Talbot, a South African company specialising in water and wastewater treatment, is embarking on a new adventure. “A major coal producer in the Highveld recently asked us to provide a solution for the disposal of gypsum generated as a by-product of its coal mine water purification process,” says Claire Lipsett, Managing Director of Talbot Consulting Services.
Gypsum is a type of slurry generated from the treatment of wastewater from a coal mine. The mine is located in the Highveld, a high plateau in South Africa, where the greater Johannesburg metropolitan area is located. According to Claire Lipsett, the waste stream from the water treatment process flowing to a dam downstream of the mine contained a high content of gypsum, to the extent that the facility’s limited storage capacity was significantly reduced due to deposits at the bottom of its basin.

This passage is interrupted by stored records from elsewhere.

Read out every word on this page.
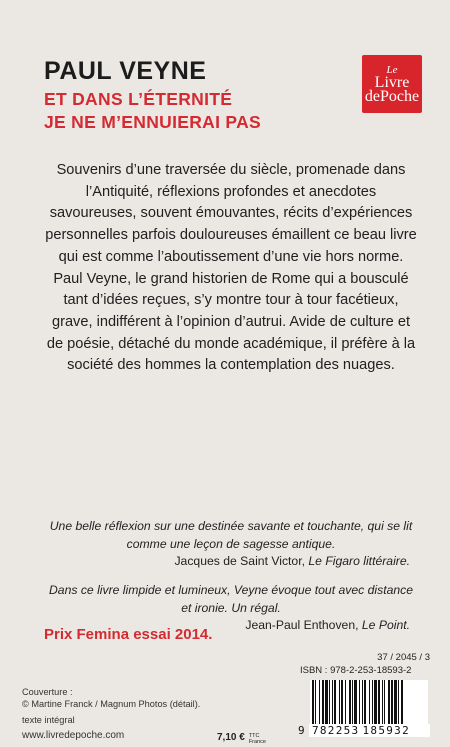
PAUL VEYNE
ET DANS L’ÉTERNITÉ
JE NE M’ENNUIERAI PAS
Le
Livre
dePoche

Souvenirs d’une traversée du siècle, promenade dans l’Antiquité, réflexions profondes et anecdotes savoureuses, souvent émouvantes, récits d’expériences personnelles parfois douloureuses émaillent ce beau livre qui est comme l’aboutissement d’une vie hors norme. Paul Veyne, le grand historien de Rome qui a bousculé tant d’idées reçues, s’y montre tour à tour facétieux, grave, indifférent à l’opinion d’autrui. Avide de culture et de poésie, détaché du monde académique, il préfère à la société des hommes la contemplation des nuages.

Une belle réflexion sur une destinée savante et touchante, qui se lit comme une leçon de sagesse antique.
Jacques de Saint Victor, Le Figaro littéraire.
Dans ce livre limpide et lumineux, Veyne évoque tout avec distance et ironie. Un régal.
Jean-Paul Enthoven, Le Point.
Prix Femina essai 2014.
Couverture :
© Martine Franck / Magnum Photos (détail).
texte intégral
www.livredepoche.com	7,10 € TTC
France
37 / 2045 / 3
ISBN : 978-2-253-18593-2
9 782253 185932
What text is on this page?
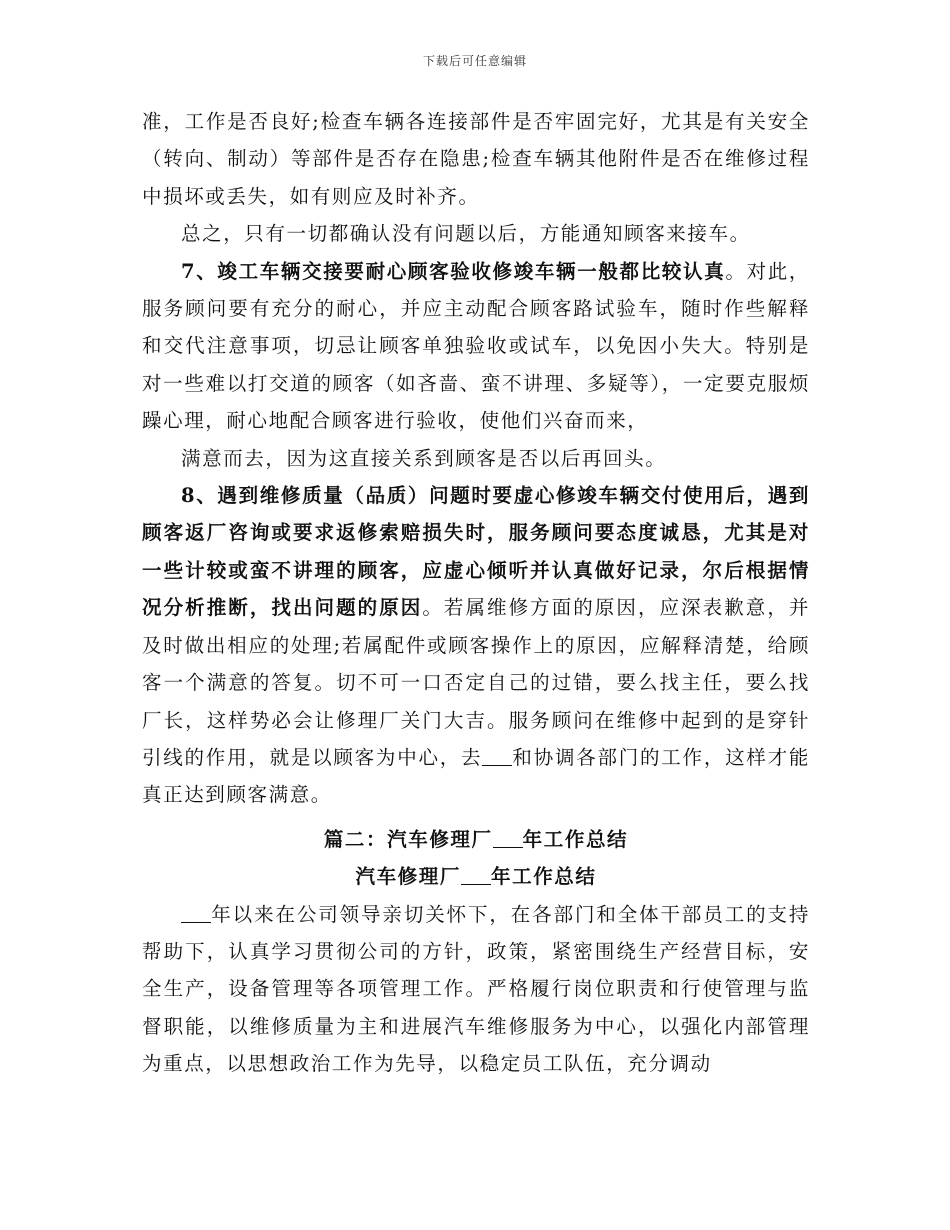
下载后可任意编辑

准，工作是否良好;检查车辆各连接部件是否牢固完好，尤其是有关安全（转向、制动）等部件是否存在隐患;检查车辆其他附件是否在维修过程中损坏或丢失，如有则应及时补齐。

总之，只有一切都确认没有问题以后，方能通知顾客来接车。

7、竣工车辆交接要耐心顾客验收修竣车辆一般都比较认真。对此，服务顾问要有充分的耐心，并应主动配合顾客路试验车，随时作些解释和交代注意事项，切忌让顾客单独验收或试车，以免因小失大。特别是对一些难以打交道的顾客（如吝啬、蛮不讲理、多疑等），一定要克服烦躁心理，耐心地配合顾客进行验收，使他们兴奋而来，

满意而去，因为这直接关系到顾客是否以后再回头。

8、遇到维修质量（品质）问题时要虚心修竣车辆交付使用后，遇到顾客返厂咨询或要求返修索赔损失时，服务顾问要态度诚恳，尤其是对一些计较或蛮不讲理的顾客，应虚心倾听并认真做好记录，尔后根据情况分析推断，找出问题的原因。若属维修方面的原因，应深表歉意，并及时做出相应的处理;若属配件或顾客操作上的原因，应解释清楚，给顾客一个满意的答复。切不可一口否定自己的过错，要么找主任，要么找厂长，这样势必会让修理厂关门大吉。服务顾问在维修中起到的是穿针引线的作用，就是以顾客为中心，去 和协调各部门的工作，这样才能真正达到顾客满意。

篇二：汽车修理厂 年工作总结

汽车修理厂 年工作总结

年以来在公司领导亲切关怀下，在各部门和全体干部员工的支持帮助下，认真学习贯彻公司的方针，政策，紧密围绕生产经营目标，安全生产，设备管理等各项管理工作。严格履行岗位职责和行使管理与监督职能，以维修质量为主和进展汽车维修服务为中心，以强化内部管理为重点，以思想政治工作为先导，以稳定员工队伍，充分调动
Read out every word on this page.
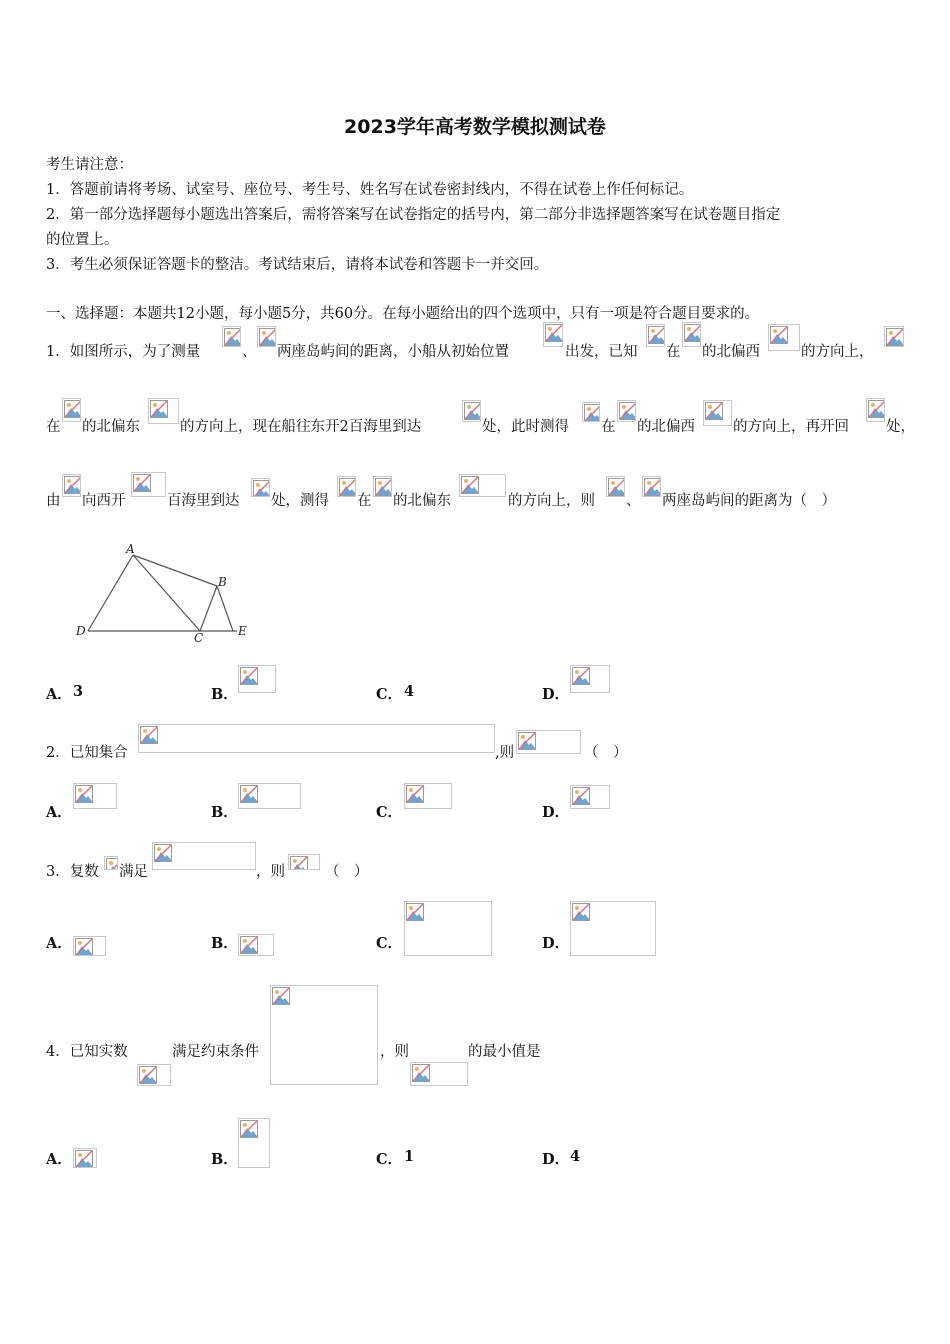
2023学年高考数学模拟测试卷
考生请注意：
1．答题前请将考场、试室号、座位号、考生号、姓名写在试卷密封线内，不得在试卷上作任何标记。
2．第一部分选择题每小题选出答案后，需将答案写在试卷指定的括号内，第二部分非选择题答案写在试卷题目指定
的位置上。
3．考生必须保证答题卡的整洁。考试结束后，请将本试卷和答题卡一并交回。
一、选择题：本题共12小题，每小题5分，共60分。在每小题给出的四个选项中，只有一项是符合题目要求的。
1．如图所示，为了测量	、 两座岛屿间的距离，小船从初始位置	出发，已知 在 的北偏西	的方向上，
在 的北偏东	的方向上，现在船往东开2百海里到达	处，此时测得 在 的北偏西	的方向上，再开回	处，
由 向西开	百海里到达 处，测得 在 的北偏东	的方向上，则 、 两座岛屿间的距离为（　）
A
B
C
D	E
A． 3	B．	C． 4	D．
2．已知集合	,则	（　）
A．	B．	C．	D．
3．复数 满足	，则	（　）
A．	B．	C．	D．
4．已知实数	满足约束条件	，则	的最小值是
A．	B．	C． 1	D． 4
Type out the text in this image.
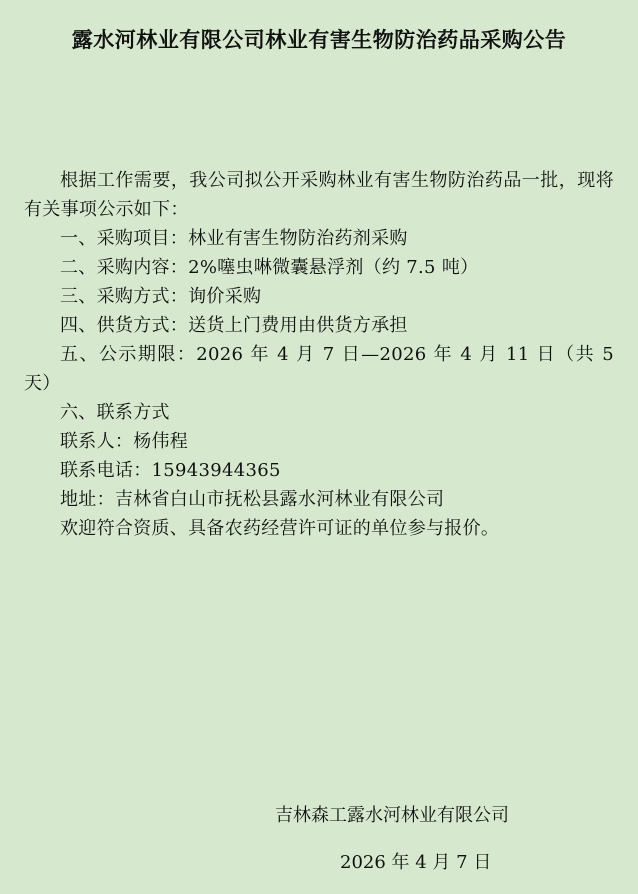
露水河林业有限公司林业有害生物防治药品采购公告

根据工作需要，我公司拟公开采购林业有害生物防治药品一批，现将有关事项公示如下：

一、采购项目：林业有害生物防治药剂采购

二、采购内容：2%噻虫啉微囊悬浮剂（约 7.5 吨）

三、采购方式：询价采购

四、供货方式：送货上门费用由供货方承担

五、公示期限：2026 年 4 月 7 日—2026 年 4 月 11 日（共 5 天）

六、联系方式

联系人：杨伟程

联系电话：15943944365

地址：吉林省白山市抚松县露水河林业有限公司

欢迎符合资质、具备农药经营许可证的单位参与报价。

吉林森工露水河林业有限公司
2026 年 4 月 7 日
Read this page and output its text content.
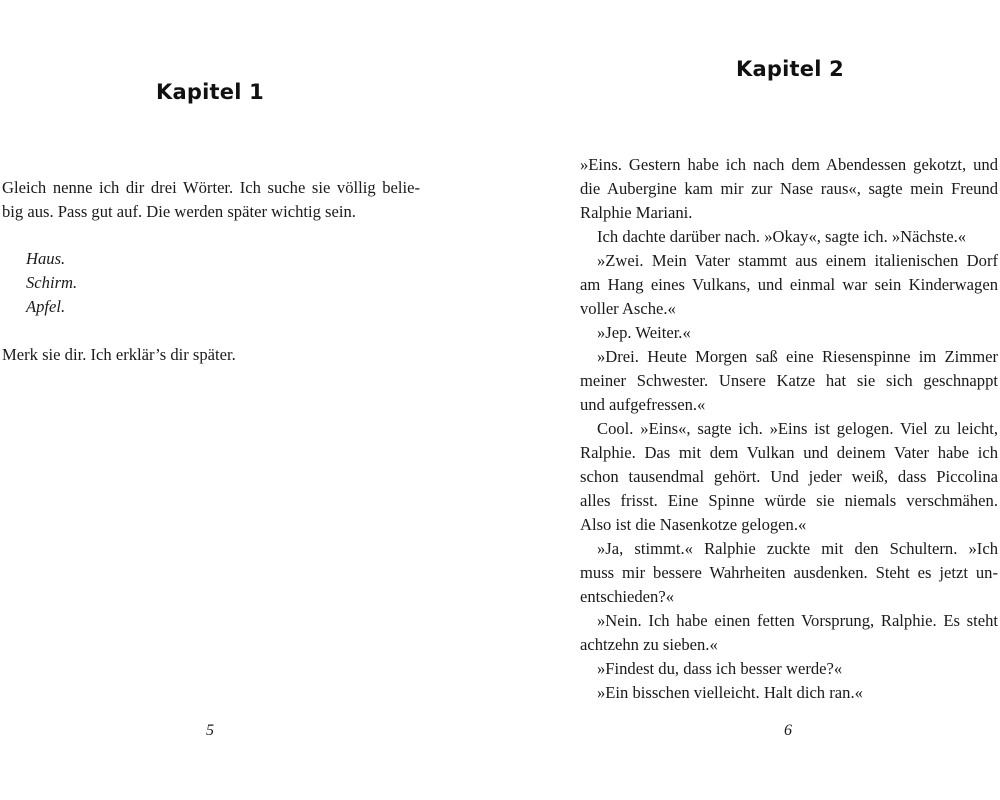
Kapitel 1
Gleich nenne ich dir drei Wörter. Ich suche sie völlig belie-
big aus. Pass gut auf. Die werden später wichtig sein.
Haus.
Schirm.
Apfel.
Merk sie dir. Ich erklär’s dir später.
5
Kapitel 2
»Eins. Gestern habe ich nach dem Abendessen gekotzt, und
die Aubergine kam mir zur Nase raus«, sagte mein Freund
Ralphie Mariani.
Ich dachte darüber nach. »Okay«, sagte ich. »Nächste.«
»Zwei. Mein Vater stammt aus einem italienischen Dorf
am Hang eines Vulkans, und einmal war sein Kinderwagen
voller Asche.«
»Jep. Weiter.«
»Drei. Heute Morgen saß eine Riesenspinne im Zimmer
meiner Schwester. Unsere Katze hat sie sich geschnappt
und aufgefressen.«
Cool. »Eins«, sagte ich. »Eins ist gelogen. Viel zu leicht,
Ralphie. Das mit dem Vulkan und deinem Vater habe ich
schon tausendmal gehört. Und jeder weiß, dass Piccolina
alles frisst. Eine Spinne würde sie niemals verschmähen.
Also ist die Nasenkotze gelogen.«
»Ja, stimmt.« Ralphie zuckte mit den Schultern. »Ich
muss mir bessere Wahrheiten ausdenken. Steht es jetzt un-
entschieden?«
»Nein. Ich habe einen fetten Vorsprung, Ralphie. Es steht
achtzehn zu sieben.«
»Findest du, dass ich besser werde?«
»Ein bisschen vielleicht. Halt dich ran.«
6
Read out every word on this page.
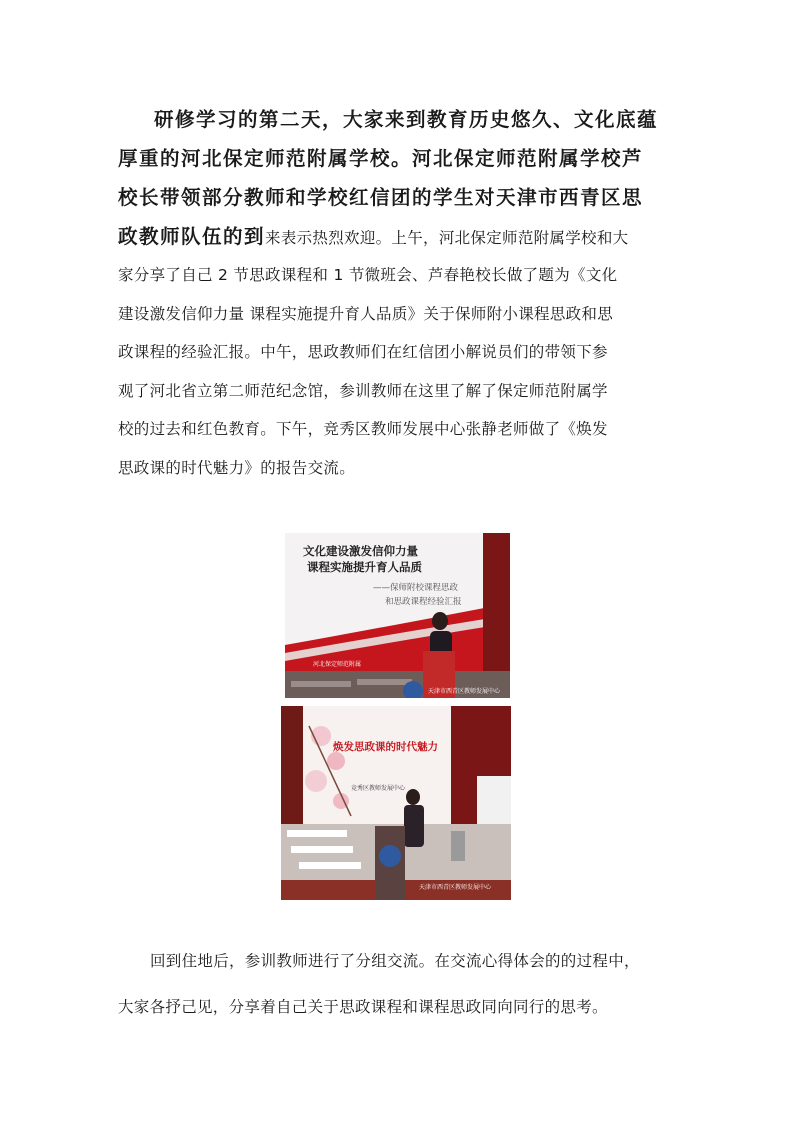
研修学习的第二天，大家来到教育历史悠久、文化底蕴
厚重的河北保定师范附属学校。河北保定师范附属学校芦
校长带领部分教师和学校红信团的学生对天津市西青区思
政教师队伍的到来表示热烈欢迎。上午，河北保定师范附属学校和大
家分享了自己 2 节思政课程和 1 节微班会、芦春艳校长做了题为《文化
建设激发信仰力量 课程实施提升育人品质》关于保师附小课程思政和思
政课程的经验汇报。中午，思政教师们在红信团小解说员们的带领下参
观了河北省立第二师范纪念馆，参训教师在这里了解了保定师范附属学
校的过去和红色教育。下午，竞秀区教师发展中心张静老师做了《焕发
思政课的时代魅力》的报告交流。
文化建设激发信仰力量
课程实施提升育人品质
——保师附校课程思政
和思政课程经验汇报
河北保定师范附属
天津市西青区教师发展中心
焕发思政课的时代魅力
竞秀区教师发展中心
天津市西青区教师发展中心
回到住地后，参训教师进行了分组交流。在交流心得体会的的过程中，
大家各抒己见，分享着自己关于思政课程和课程思政同向同行的思考。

The gypsum treatment process
Prior to the validation of the mine operator’s offer in the Highveld, Talbot claims to have implemented a gypsum processing pilot project. The company, which employs 140 people, offers a solution for processing this mining waste in which a hydraulic filter press is used to dewater the gypsum, dry it and press it into briquettes to transport it “to end customers”.
“We have reduced solid waste from about 2,900 milligrams per litre (mg/l) to just 84 mg/l. We have also demonstrated that the technology can extract gypsum at a rate of 100 kilograms per hour at a large-scale mining site,” says Lipsett.
The two-week trial, explains the Managing Director of Talbot Consulting Services, demonstrated that effective solids removal could be achieved in a single step, without the use of flocculants (to facilitate decomposition, editor’s note) or coagulants, “and provided an appropriate and easy-to-use solution to achieve complete water management at the site”.